Während im tropischen Regenwald auf einen Hektar bis zu 500 Baumarten vorkommen, sind es in den „geradezu monotonen Wäldern“ z.B. Europas höchstens 30 – oft nur ein knappes Dutzend. In den Regenwäldern wachsen die Bäume um so besser, „je weniger Artgenossen in ihrer unmittelbaren Nachbarschaft“ wurzeln. Dies ist nicht dem Überfluß, sondern dem Mangel geschuldet – für Reichholf ist das der „Kern der Regenwaldproblematik“.
Die dominierenden Tiere sind hier die Blattschneiderameisen und die Termiten – und beide ernähren sich von Pilzen, die sie in ihren Bauten züchten. Also: „Soziale Insekten“ unten (tagsüber Ameisen, nachts Termiten) und „soziale Pflanzen“ oben (Orchideen-Pilz- und Bromelien-Pilz-Symbiosen, wobei noch Insekten und Spinnen hinzukommen).
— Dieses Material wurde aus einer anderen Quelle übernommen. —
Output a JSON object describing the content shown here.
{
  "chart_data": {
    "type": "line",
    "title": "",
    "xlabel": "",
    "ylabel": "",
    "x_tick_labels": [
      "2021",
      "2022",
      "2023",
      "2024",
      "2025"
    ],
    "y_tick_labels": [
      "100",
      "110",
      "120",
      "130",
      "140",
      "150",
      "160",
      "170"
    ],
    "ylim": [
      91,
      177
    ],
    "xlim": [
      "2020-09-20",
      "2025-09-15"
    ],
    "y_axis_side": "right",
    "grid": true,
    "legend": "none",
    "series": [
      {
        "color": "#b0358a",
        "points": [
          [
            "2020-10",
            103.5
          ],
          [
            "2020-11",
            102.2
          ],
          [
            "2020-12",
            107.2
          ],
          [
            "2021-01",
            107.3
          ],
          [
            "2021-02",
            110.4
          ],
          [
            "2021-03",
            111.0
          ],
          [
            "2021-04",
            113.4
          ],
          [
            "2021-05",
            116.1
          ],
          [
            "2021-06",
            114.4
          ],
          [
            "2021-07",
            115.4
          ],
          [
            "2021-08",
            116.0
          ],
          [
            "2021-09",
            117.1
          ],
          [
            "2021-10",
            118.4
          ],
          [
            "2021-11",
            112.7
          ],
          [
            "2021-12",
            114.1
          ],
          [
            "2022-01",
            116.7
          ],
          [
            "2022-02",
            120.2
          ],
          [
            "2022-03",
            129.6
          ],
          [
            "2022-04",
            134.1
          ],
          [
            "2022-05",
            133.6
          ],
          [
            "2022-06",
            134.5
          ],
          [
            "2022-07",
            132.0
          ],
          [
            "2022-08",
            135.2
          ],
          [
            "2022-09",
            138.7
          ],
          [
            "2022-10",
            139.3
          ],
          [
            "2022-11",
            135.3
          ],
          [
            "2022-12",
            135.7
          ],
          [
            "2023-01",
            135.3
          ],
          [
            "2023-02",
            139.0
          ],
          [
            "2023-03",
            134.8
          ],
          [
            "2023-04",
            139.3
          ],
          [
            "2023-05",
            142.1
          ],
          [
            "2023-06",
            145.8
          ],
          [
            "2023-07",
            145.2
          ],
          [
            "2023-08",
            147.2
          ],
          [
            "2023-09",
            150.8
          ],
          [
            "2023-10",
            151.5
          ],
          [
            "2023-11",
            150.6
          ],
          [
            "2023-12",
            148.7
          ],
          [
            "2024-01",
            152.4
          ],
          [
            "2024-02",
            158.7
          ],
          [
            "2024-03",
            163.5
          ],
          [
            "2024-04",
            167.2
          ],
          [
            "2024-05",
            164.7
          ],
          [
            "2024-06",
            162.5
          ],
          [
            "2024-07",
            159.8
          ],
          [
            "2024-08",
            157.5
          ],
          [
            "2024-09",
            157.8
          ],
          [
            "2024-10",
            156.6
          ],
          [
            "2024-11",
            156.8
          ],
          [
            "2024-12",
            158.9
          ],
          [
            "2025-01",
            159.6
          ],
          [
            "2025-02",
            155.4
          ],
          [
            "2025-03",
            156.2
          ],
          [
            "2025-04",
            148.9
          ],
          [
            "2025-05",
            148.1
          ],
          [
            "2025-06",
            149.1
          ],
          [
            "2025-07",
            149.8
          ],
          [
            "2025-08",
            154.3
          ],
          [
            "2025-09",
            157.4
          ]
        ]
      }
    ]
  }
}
Die Blattschneiderameisen schleppen Blattteile in ihr Nest, zerkauen sie und lassen darauf einen Pilz aus der Gattung der Egerlingsschirmlinge wachsen, von dessen Hyphengeflecht sie sich ernähren. Ihre „Pilzgärten“ werden gepflegt und von fremden Sporen und Hyphen gesäubert. Von den Hyphen ihres Pilzes beißen sie die Enden ab, um die Bildung von Fruchtkörpern zu verhindern. Anders die Termiten, in Namibia z.B., die von den Hyphen eines „Champignonartigen“ Pilzes aus der Gruppe der „Termitomyces“ leben, dessen Fruchtkörper sie während der Regenzeit aus dem Termitenhügel rauswachsen lassen. Er zählt zu den größten und schmackhaftesten Speisepilzen, die Weißen nennen ihn „Termitenpilz“. Seine Hyphen in den Pilzgärten der Termiten bilden ihre „Verdauungsmaschine. Die Hyphen verdauen das von den Termiten herbeigeschleppte Holzmaterial vor und wandeln es in Zucker und Eiweiß um, von dem die Termiten leben. Die Blattschneiderameisen und ihr Pilz ebenso wie die Termiten und ihr Pilz sind so aufeinander angewiesen, dass sie ohne den jeweils anderen nicht leben können. In den Nestern bzw. Bauten finden ihre Pilze die idealen Lebensbedingungen und werden zudem vor ihren Freßfeinden geschützt.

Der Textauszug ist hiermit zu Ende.